Jika dia terbukti berharga, Bai Shi juga akan melindunginya dari serangan para Biksu Api.

Saat melewati Desa Para Albinauria, Bai Shi meminta Slude untuk menunggunya di luar.

Dia berencana untuk melihat situasi terkini di desa tersebut.

Dengan menggunakan sihir Bentuk Tak Terlihat, Bai Shi menunggangi Torrent melintasi rawa beracun yang terus bergelembung.

Bai Shi mengamati dari pinggir desa. Situasinya tidak buruk.

Meskipun desa itu sekarang penuh dengan orang tua, lemah, sakit, dan cacat yang bahkan tidak bisa berjalan sendiri, setidaknya mereka semua masih hidup dan tidak dibantai.

Tampaknya Gideon belum menemukan informasi tentang lokasi Medali Rahasia Haligtree.

Meskipun desa itu belum dibantai, dia tidak boleh lengah.

Tidak ada yang tahu kapan Gideon mungkin menemukan informasi tersebut dan mengirim seseorang untuk merebut medali rahasia itu.

Sepertinya dia harus mengatur seseorang untuk mengawasi area tersebut di masa mendatang.

Ketika saatnya tiba, dia bisa mengirim Nepheli untuk melakukan penyergapan balasan terhadap mereka.

Ini juga akan menjadi kesempatan yang baik untuk membebaskan Nepheli dari kepatuhan butanya kepada Gideon.

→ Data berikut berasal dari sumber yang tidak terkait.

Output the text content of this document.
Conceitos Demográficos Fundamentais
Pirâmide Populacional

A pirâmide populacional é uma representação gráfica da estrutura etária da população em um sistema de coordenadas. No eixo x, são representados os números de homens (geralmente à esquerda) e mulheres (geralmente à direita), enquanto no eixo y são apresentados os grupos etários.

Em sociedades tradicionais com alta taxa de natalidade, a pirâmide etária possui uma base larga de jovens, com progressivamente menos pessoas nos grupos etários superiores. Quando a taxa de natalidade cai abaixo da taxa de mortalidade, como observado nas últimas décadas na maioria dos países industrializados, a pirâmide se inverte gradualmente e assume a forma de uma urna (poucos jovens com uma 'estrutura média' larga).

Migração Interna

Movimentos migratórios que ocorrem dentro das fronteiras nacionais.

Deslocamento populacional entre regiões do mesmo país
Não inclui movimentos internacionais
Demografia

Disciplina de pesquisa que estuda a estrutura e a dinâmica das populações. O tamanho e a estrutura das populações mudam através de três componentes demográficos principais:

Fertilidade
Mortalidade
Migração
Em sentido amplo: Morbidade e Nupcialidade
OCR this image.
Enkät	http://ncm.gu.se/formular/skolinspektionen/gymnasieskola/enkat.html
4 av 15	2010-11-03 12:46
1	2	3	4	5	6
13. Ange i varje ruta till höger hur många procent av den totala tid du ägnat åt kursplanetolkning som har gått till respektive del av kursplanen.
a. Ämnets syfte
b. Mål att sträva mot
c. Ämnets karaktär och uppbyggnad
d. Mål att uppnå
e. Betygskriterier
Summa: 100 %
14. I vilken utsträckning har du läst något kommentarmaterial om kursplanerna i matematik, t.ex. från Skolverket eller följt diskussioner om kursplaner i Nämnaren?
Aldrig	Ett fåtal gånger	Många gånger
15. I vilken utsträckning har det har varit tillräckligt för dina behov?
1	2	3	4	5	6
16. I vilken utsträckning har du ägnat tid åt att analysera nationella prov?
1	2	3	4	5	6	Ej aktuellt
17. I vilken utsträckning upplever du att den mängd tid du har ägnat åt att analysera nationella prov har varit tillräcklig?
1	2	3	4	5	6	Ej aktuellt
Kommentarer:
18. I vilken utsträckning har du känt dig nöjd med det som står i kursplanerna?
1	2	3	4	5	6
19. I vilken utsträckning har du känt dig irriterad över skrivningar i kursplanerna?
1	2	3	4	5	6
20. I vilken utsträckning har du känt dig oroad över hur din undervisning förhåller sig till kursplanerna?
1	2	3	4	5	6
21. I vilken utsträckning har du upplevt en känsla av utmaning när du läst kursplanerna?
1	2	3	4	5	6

Alternatifnya, dia bisa mengirim seseorang nanti untuk bertanya langsung kepada penduduk desa apakah mereka bersedia mengikutinya.

Kaum Albinauris telah mengembara begitu lama, bukankah semua itu hanya untuk menemukan tempat yang bisa mereka sebut rumah?

Bagaimanapun, Stormveil karya Bai Shi menjunjung tinggi kerukunan ras dan tidak melakukan diskriminasi terhadap kaum Albinauria.

Jika mereka bersedia datang, mereka bisa pindah ke Stormveil.

Semakin Bai Shi memikirkannya, semakin masuk akal hal itu tampak.

Dibandingkan dengan Haligtree, yang bahkan mereka tidak tahu bagaimana cara mencapainya, Stormveil yang berada di dekatnya jelas lebih mudah diakses.

Kecuali Latenna, yang memiliki misi, para Albinauris lainnya tidak memiliki alasan khusus untuk pergi ke Haligtree.

Meskipun Gideon menginginkan medali rahasia itu, dia tidak akan pernah berperang dengan Bai Shi jika Bai Shi melindungi kaum Albinaurik.

Gideon cukup tegas dalam menangani biaya yang sudah terlanjur dikeluarkan.

Dalam permainan, setelah penyerang Ensha dari Royal Remains tewas, Gideon langsung menyerah pada medali Haligtree yang telah lama ia kejar.

Bai Shi tidak berpikir dia bisa melakukan hal yang sama; dalam situasi itu, dia mungkin akan bertindak sendiri.

Tanpa berbicara dengan para Albinauris, Bai Shi meninggalkan daerah itu.

Dalam perjalanan kembali ke Stormveil bersama Slude, Bai Shi mampir ke beberapa reruntuhan.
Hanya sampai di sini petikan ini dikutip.